Arthur’s Britain – Recent Research

Chris Flynn

Several years on from researching Dark Age Britain to write ‘The Bear the Dragon and the Wolf’ the
latest research poses serious questions for any author tackling the history rather than the myth of King
Arthur.


The sparse documentation available portrays a land in turmoil after Rome withdrew its military forces in
410AD. Thereafter we are informed that incoming waves of Saxon, Angle, Frisian and Jutish warriors
engaged in a prolonged conflict with the Romano-British, now sadly reduced in the wake of departing
Roman forces.


Hengist and his brother Hrosa (oft written as Horsa) were invited to act as mercenaries to assist the
Romano-British against Pictish incursions from the north and Scotti (the name at the time for the Irish)
from the west. Seeing the possibilities, from their initial base on Thanet, the intended mercenaries took
the opportunity available to them to expand their lands into what became their first territory on the
mainland, Ceint.


Thereafter, across a period lasting some sixty years or so, the texts report an ongoing struggle,
culminating in the siege of Badon.


The Dark Ages are not so dark now in light of far more extensive archaeological evidence of the era,
supported by satellite mapping of settlements. Interpretations of this addition to our understanding of the
period, poses questions of the ancient texts available to us. Rather than conflict, much of the new
evidence suggests a more peaceful picture. Evidence of trade goods, inter-action between Romano-British
and Sais communities confound the portrayal of major battles and warfare.

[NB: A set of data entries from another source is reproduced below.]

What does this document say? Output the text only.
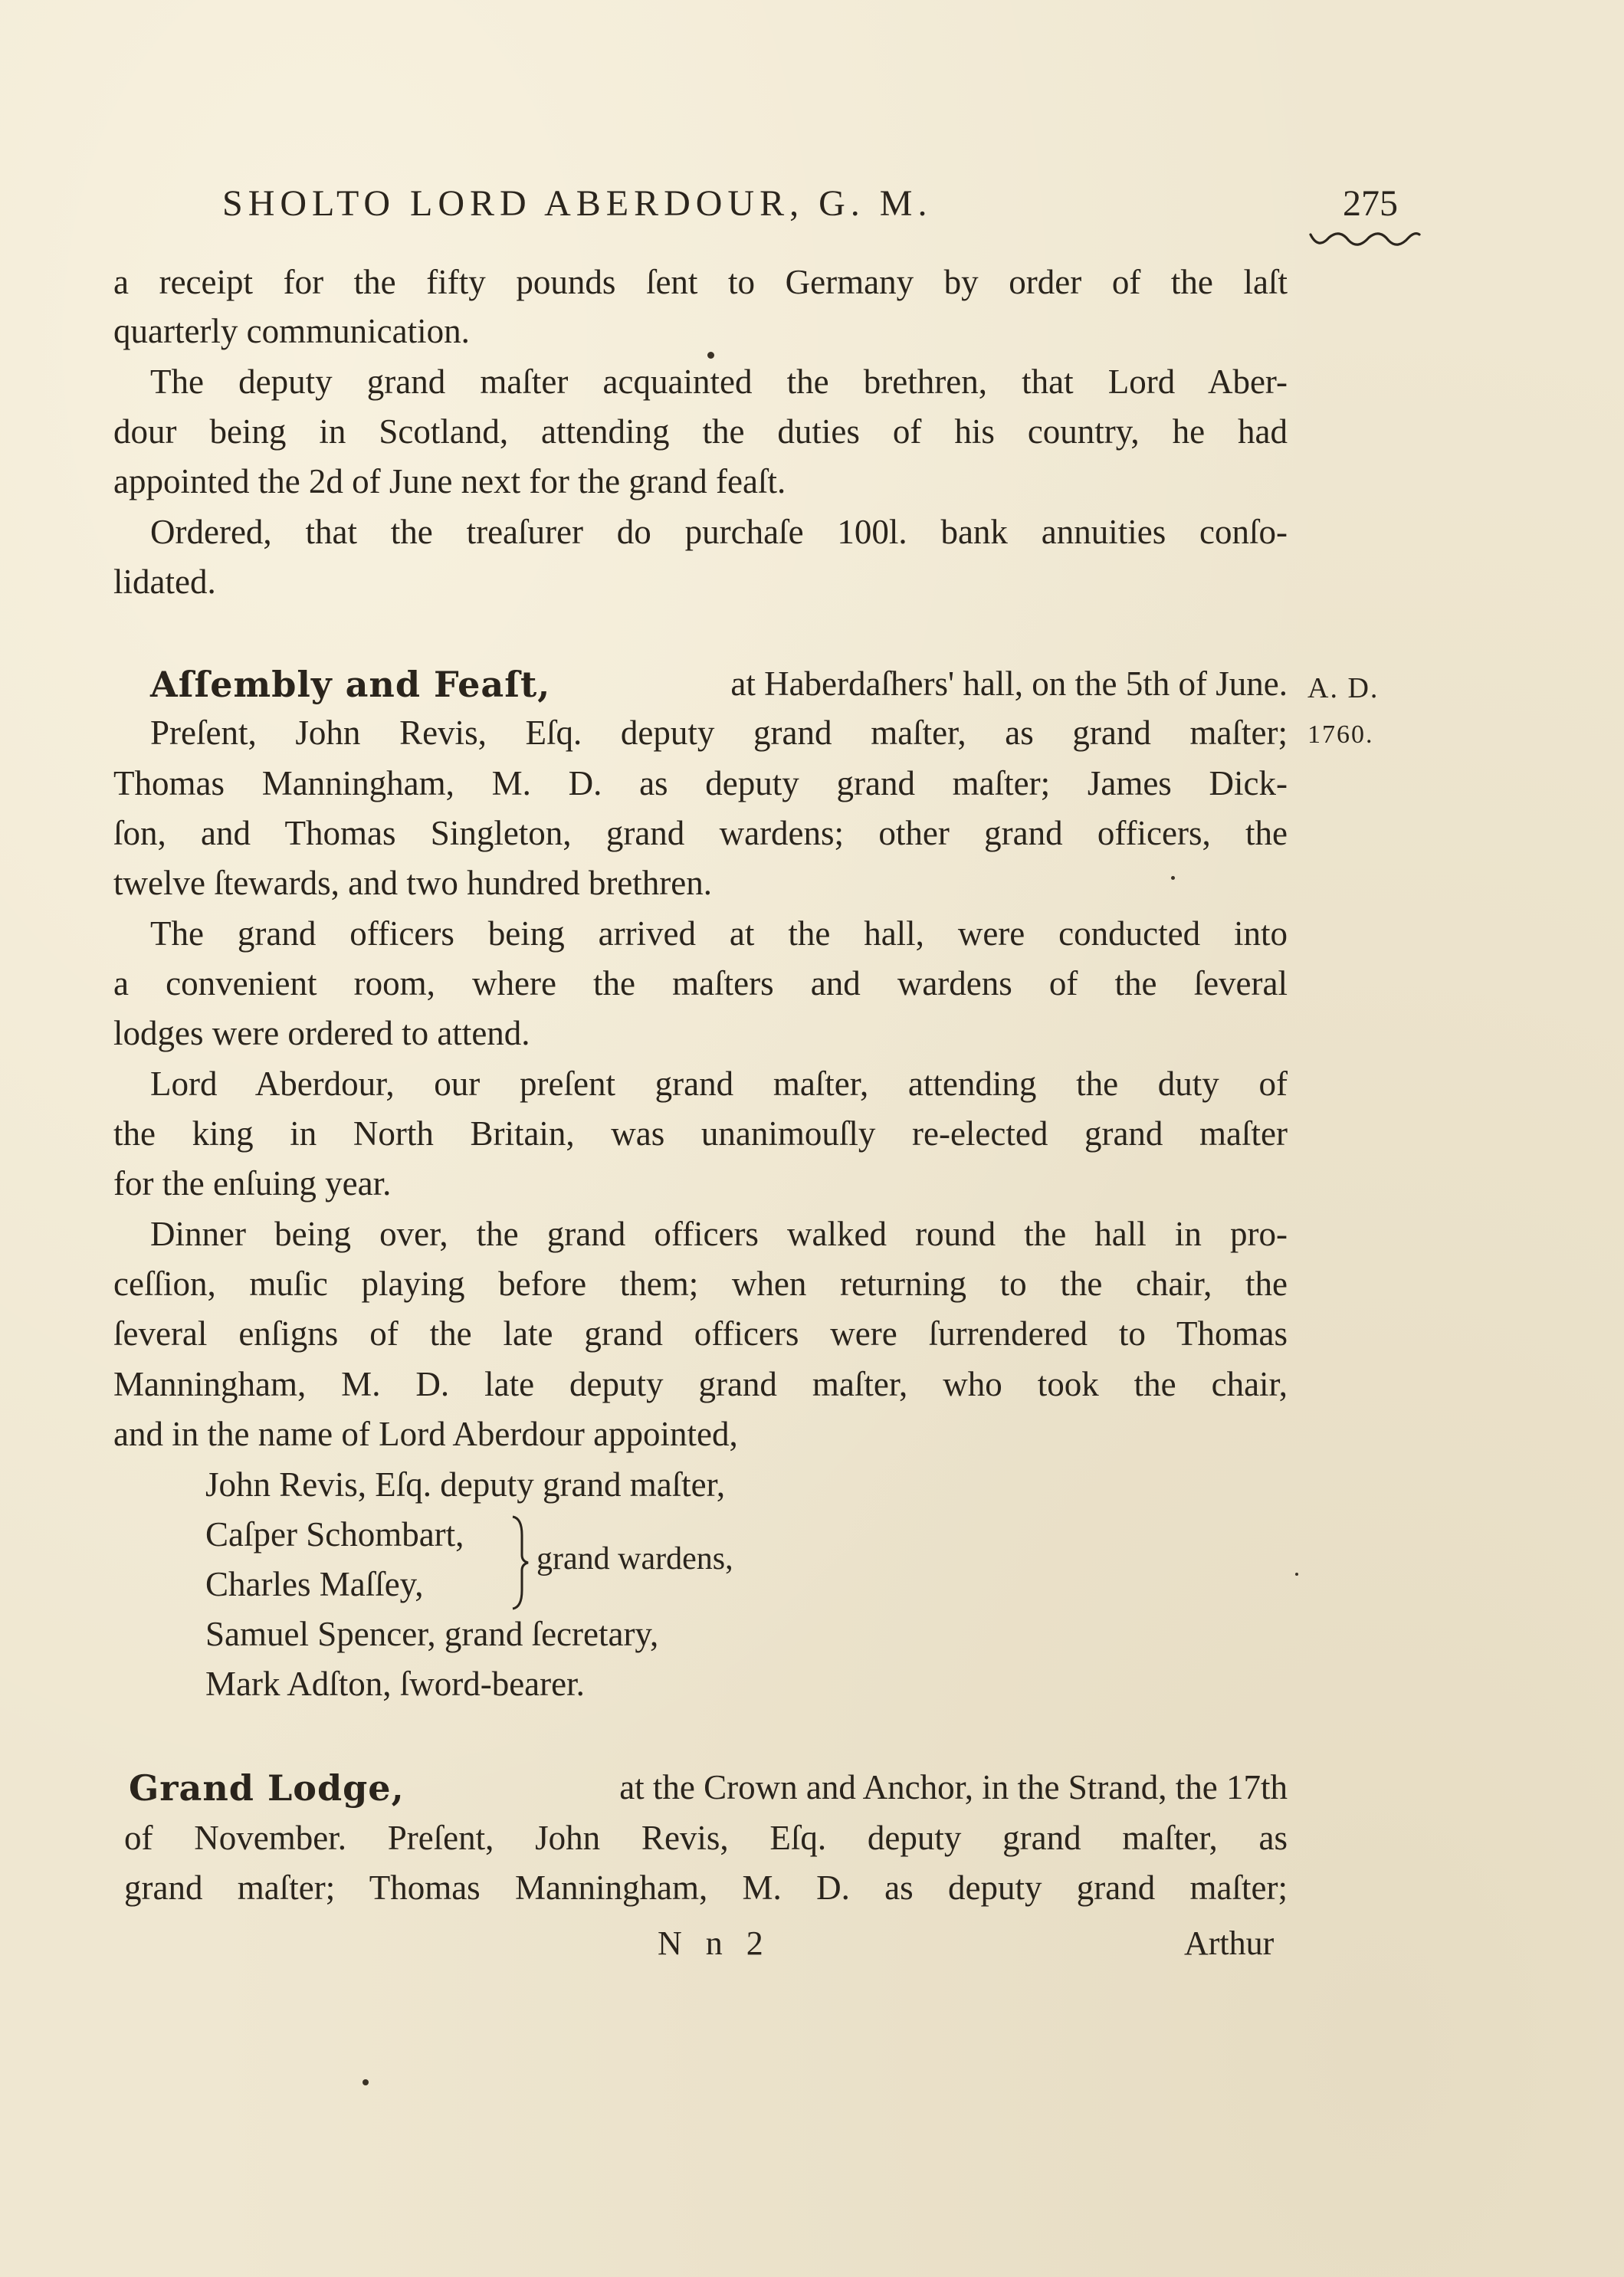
SHOLTO LORD ABERDOUR, G. M.	275
a receipt for the fifty pounds ſent to Germany by order of the laſt
quarterly communication.
The deputy grand maſter acquainted the brethren, that Lord Aber-
dour being in Scotland, attending the duties of his country, he had
appointed the 2d of June next for the grand feaſt.
Ordered, that the treaſurer do purchaſe 100l. bank annuities conſo-
lidated.
Aſſembly and Feaſt,	at Haberdaſhers' hall, on the 5th of June. A. D.
1760.
Preſent, John Revis, Eſq. deputy grand maſter, as grand maſter;
Thomas Manningham, M. D. as deputy grand maſter; James Dick-
ſon, and Thomas Singleton, grand wardens; other grand officers, the
twelve ſtewards, and two hundred brethren.
The grand officers being arrived at the hall, were conducted into
a convenient room, where the maſters and wardens of the ſeveral
lodges were ordered to attend.
Lord Aberdour, our preſent grand maſter, attending the duty of
the king in North Britain, was unanimouſly re-elected grand maſter
for the enſuing year.
Dinner being over, the grand officers walked round the hall in pro-
ceſſion, muſic playing before them; when returning to the chair, the
ſeveral enſigns of the late grand officers were ſurrendered to Thomas
Manningham, M. D. late deputy grand maſter, who took the chair,
and in the name of Lord Aberdour appointed,
John Revis, Eſq. deputy grand maſter,
Caſper Schombart,
Charles Maſſey,
grand wardens,
Samuel Spencer, grand ſecretary,
Mark Adſton, ſword-bearer.
Grand Lodge,	at the Crown and Anchor, in the Strand, the 17th
of November. Preſent, John Revis, Eſq. deputy grand maſter, as
grand maſter; Thomas Manningham, M. D. as deputy grand maſter;
N n 2	Arthur
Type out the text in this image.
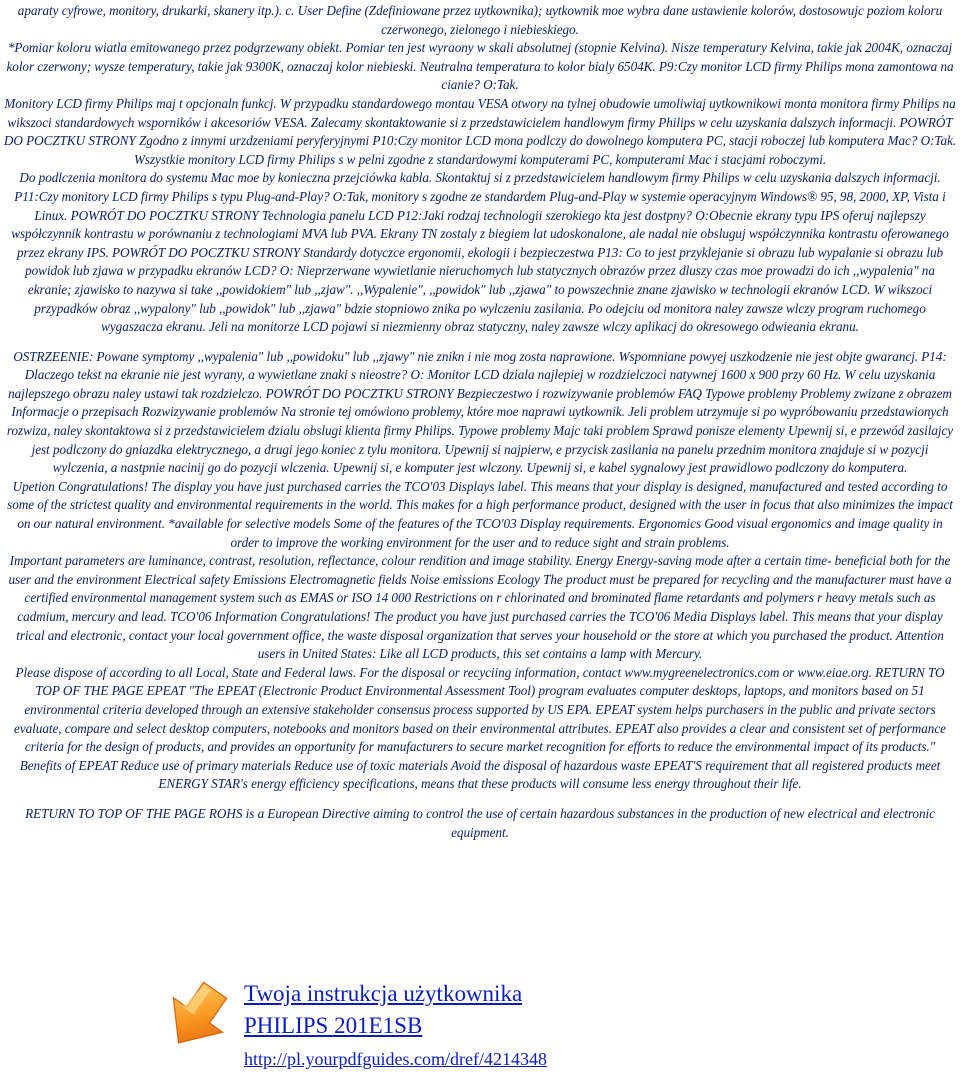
aparaty cyfrowe, monitory, drukarki, skanery itp.). c. User Define (Zdefiniowane przez uytkownika); uytkownik moe wybra dane ustawienie kolorów, dostosowujc poziom koloru czerwonego, zielonego i niebieskiego.

*Pomiar koloru wiatla emitowanego przez podgrzewany obiekt. Pomiar ten jest wyraony w skali absolutnej (stopnie Kelvina). Nisze temperatury Kelvina, takie jak 2004K, oznaczaj kolor czerwony; wysze temperatury, takie jak 9300K, oznaczaj kolor niebieski. Neutralna temperatura to kolor bialy 6504K. P9:Czy monitor LCD firmy Philips mona zamontowa na cianie? O:Tak.

Monitory LCD firmy Philips maj t opcjonaln funkcj. W przypadku standardowego montau VESA otwory na tylnej obudowie umoliwiaj uytkownikowi monta monitora firmy Philips na wikszoci standardowych wsporników i akcesoriów VESA. Zalecamy skontaktowanie si z przedstawicielem handlowym firmy Philips w celu uzyskania dalszych informacji. POWRÓT DO POCZTKU STRONY Zgodno z innymi urzdzeniami peryferyjnymi P10:Czy monitor LCD mona podlczy do dowolnego komputera PC, stacji roboczej lub komputera Mac? O:Tak. Wszystkie monitory LCD firmy Philips s w pelni zgodne z standardowymi komputerami PC, komputerami Mac i stacjami roboczymi.

Do podlczenia monitora do systemu Mac moe by konieczna przejciówka kabla. Skontaktuj si z przedstawicielem handlowym firmy Philips w celu uzyskania dalszych informacji. P11:Czy monitory LCD firmy Philips s typu Plug-and-Play? O:Tak, monitory s zgodne ze standardem Plug-and-Play w systemie operacyjnym Windows® 95, 98, 2000, XP, Vista i Linux. POWRÓT DO POCZTKU STRONY Technologia panelu LCD P12:Jaki rodzaj technologii szerokiego kta jest dostpny? O:Obecnie ekrany typu IPS oferuj najlepszy współczynnik kontrastu w porównaniu z technologiami MVA lub PVA. Ekrany TN zostaly z biegiem lat udoskonalone, ale nadal nie obsluguj współczynnika kontrastu oferowanego przez ekrany IPS. POWRÓT DO POCZTKU STRONY Standardy dotyczce ergonomii, ekologii i bezpieczestwa P13: Co to jest przyklejanie si obrazu lub wypalanie si obrazu lub powidok lub zjawa w przypadku ekranów LCD? O: Nieprzerwane wywietlanie nieruchomych lub statycznych obrazów przez dluszy czas moe prowadzi do ich ,,wypalenia" na ekranie; zjawisko to nazywa si take ,,powidokiem" lub ,,zjaw". ,,Wypalenie", ,,powidok" lub ,,zjawa" to powszechnie znane zjawisko w technologii ekranów LCD. W wikszoci przypadków obraz ,,wypalony" lub ,,powidok" lub ,,zjawa" bdzie stopniowo znika po wylczeniu zasilania. Po odejciu od monitora naley zawsze wlczy program ruchomego wygaszacza ekranu. Jeli na monitorze LCD pojawi si niezmienny obraz statyczny, naley zawsze wlczy aplikacj do okresowego odwieania ekranu.

OSTRZEENIE: Powane symptomy ,,wypalenia" lub ,,powidoku" lub ,,zjawy" nie znikn i nie mog zosta naprawione. Wspomniane powyej uszkodzenie nie jest objte gwarancj. P14: Dlaczego tekst na ekranie nie jest wyrany, a wywietlane znaki s nieostre? O: Monitor LCD dziala najlepiej w rozdzielczoci natywnej 1600 x 900 przy 60 Hz. W celu uzyskania najlepszego obrazu naley ustawi tak rozdzielczo. POWRÓT DO POCZTKU STRONY Bezpieczestwo i rozwizywanie problemów FAQ Typowe problemy Problemy zwizane z obrazem Informacje o przepisach Rozwizywanie problemów Na stronie tej omówiono problemy, które moe naprawi uytkownik. Jeli problem utrzymuje si po wypróbowaniu przedstawionych rozwiza, naley skontaktowa si z przedstawicielem dzialu obslugi klienta firmy Philips. Typowe problemy Majc taki problem Sprawd ponisze elementy Upewnij si, e przewód zasilajcy jest podlczony do gniazdka elektrycznego, a drugi jego koniec z tylu monitora. Upewnij si najpierw, e przycisk zasilania na panelu przednim monitora znajduje si w pozycji wylczenia, a nastpnie nacinij go do pozycji wlczenia. Upewnij si, e komputer jest wlczony. Upewnij si, e kabel sygnalowy jest prawidlowo podlczony do komputera.

Upetion Congratulations! The display you have just purchased carries the TCO'03 Displays label. This means that your display is designed, manufactured and tested according to some of the strictest quality and environmental requirements in the world. This makes for a high performance product, designed with the user in focus that also minimizes the impact on our natural environment. *available for selective models Some of the features of the TCO'03 Display requirements. Ergonomics Good visual ergonomics and image quality in order to improve the working environment for the user and to reduce sight and strain problems.

Important parameters are luminance, contrast, resolution, reflectance, colour rendition and image stability. Energy Energy-saving mode after a certain time- beneficial both for the user and the environment Electrical safety Emissions Electromagnetic fields Noise emissions Ecology The product must be prepared for recycling and the manufacturer must have a certified environmental management system such as EMAS or ISO 14 000 Restrictions on r chlorinated and brominated flame retardants and polymers r heavy metals such as cadmium, mercury and lead. TCO'06 Information Congratulations! The product you have just purchased carries the TCO'06 Media Displays label. This means that your display trical and electronic, contact your local government office, the waste disposal organization that serves your household or the store at which you purchased the product. Attention users in United States: Like all LCD products, this set contains a lamp with Mercury.

Please dispose of according to all Local, State and Federal laws. For the disposal or recyciing information, contact www.mygreenelectronics.com or www.eiae.org. RETURN TO TOP OF THE PAGE EPEAT "The EPEAT (Electronic Product Environmental Assessment Tool) program evaluates computer desktops, laptops, and monitors based on 51 environmental criteria developed through an extensive stakeholder consensus process supported by US EPA. EPEAT system helps purchasers in the public and private sectors evaluate, compare and select desktop computers, notebooks and monitors based on their environmental attributes. EPEAT also provides a clear and consistent set of performance criteria for the design of products, and provides an opportunity for manufacturers to secure market recognition for efforts to reduce the environmental impact of its products." Benefits of EPEAT Reduce use of primary materials Reduce use of toxic materials Avoid the disposal of hazardous waste EPEAT'S requirement that all registered products meet ENERGY STAR's energy efficiency specifications, means that these products will consume less energy throughout their life.

RETURN TO TOP OF THE PAGE ROHS is a European Directive aiming to control the use of certain hazardous substances in the production of new electrical and electronic equipment.

Twoja instrukcja użytkownika
PHILIPS 201E1SB
http://pl.yourpdfguides.com/dref/4214348
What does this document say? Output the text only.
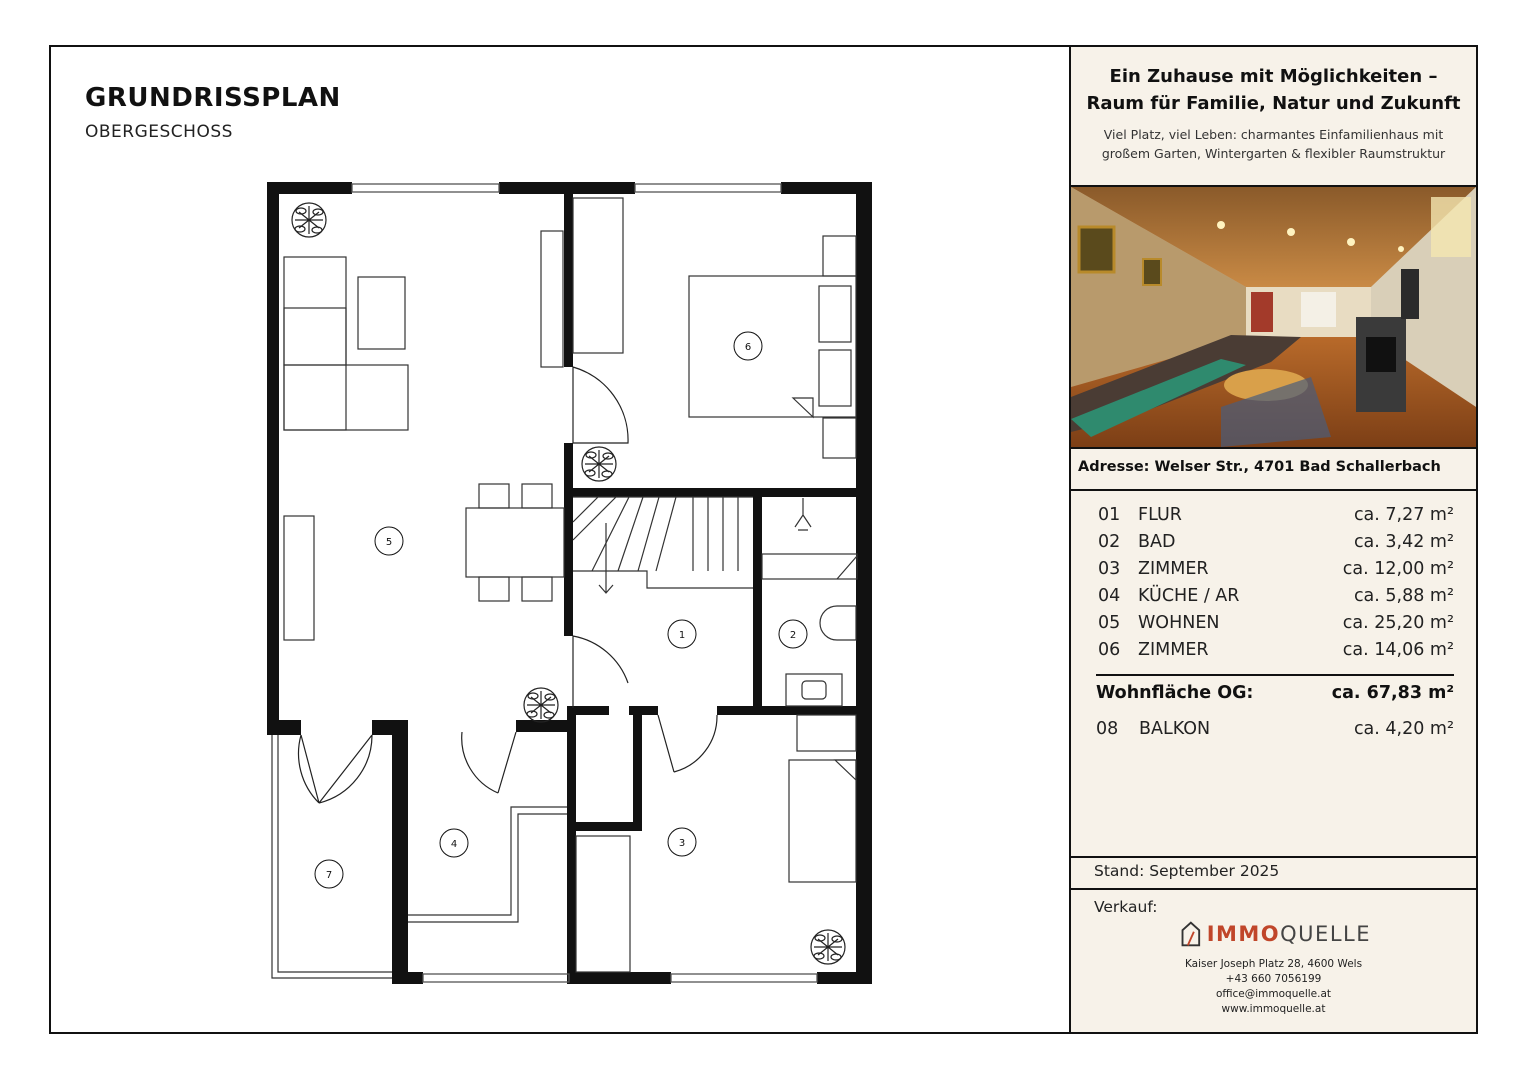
GRUNDRISSPLAN
OBERGESCHOSS
1	2
3
4
5
6
7
Ein Zuhause mit Möglichkeiten – Raum für Familie, Natur und Zukunft
Viel Platz, viel Leben: charmantes Einfamilienhaus mit großem Garten, Wintergarten & flexibler Raumstruktur
Adresse: Welser Str., 4701 Bad Schallerbach
01	FLUR	ca. 7,27 m²
02	BAD	ca. 3,42 m²
03	ZIMMER	ca. 12,00 m²
04	KÜCHE / AR	ca. 5,88 m²
05	WOHNEN	ca. 25,20 m²
06	ZIMMER	ca. 14,06 m²
Wohnfläche OG:	ca. 67,83 m²
08	BALKON	ca. 4,20 m²
Stand: September 2025
Verkauf:
IMMOQUELLE
Kaiser Joseph Platz 28, 4600 Wels
+43 660 7056199
office@immoquelle.at
www.immoquelle.at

The question for any author then becomes how are these two views of the same period to be reconciled?
As with any portrayal of relationships between antagonistic human cultures there is always the tendency
to group the protagonists and antagonists into binary stereotyped opposites. This seems to be far from the
case in Dark Age Britain. The Romano-British were hardly united, divided by those who wished to

maintain and extend Roman governance and those who wished to restore the tribal affinities of the pre-
Roman period. Three different interpretations of the new Christian religion added to the mistrust between

the factions. Here was no united Romano-British culture. Similarly, there were many new settlers among
the newcomers who had no wish to be warriors. Securing land to practice agriculture to support one’s
family and community meant that becoming ‘foederati’ offered a more enticing position. In return for a
plot of land, new settlers offered to contribute to the area’s defences if called upon as part of the deal.
Thus, the incoming settlers, driven from their own lands by Hunnic expansions from the east to the west,
had more than one option in their attempts to deal with their forced emigration.
A failure to discover major battle sites has reinforced a more up-dated portrayal of the era as one of
predominant peace. But this refutes the texts and indeed, the oral traditions passed down across the
generations of the period. Over the centuries geography has shown the erosion of the eastern part of the
mainland. Many coastal areas, once solid terra firma, are now beneath the sea; eroding possible battle
sites. Major battles were interspersed with raids and sorties, numbering fewer warriors than the large
conflicts. Attempts by Hengist and his sons, Ebissa and Octha were co-ordinated over quite long periods
of time. In fiction these provide the focus for the author’s attention, but over a period of sixty years there
might well only have been three major attempts to expand beyond Ceint, or to exert pressure to negotiate
for added lands from the fractious divided Romano-British.

In conclusion, it is possible to reconcile the history of the texts, with the new research. The portrayal of a
patchwork domain where settlers and their Romano-British neighbours maintained peaceful relations is
countered by sporadic military campaigns by those who desired a more aggressive approach to seizing
more land. Both strategies are perfectly plausible in an era of extreme instability, and a more likely
explanation than an oversimplified war v peace generalisation.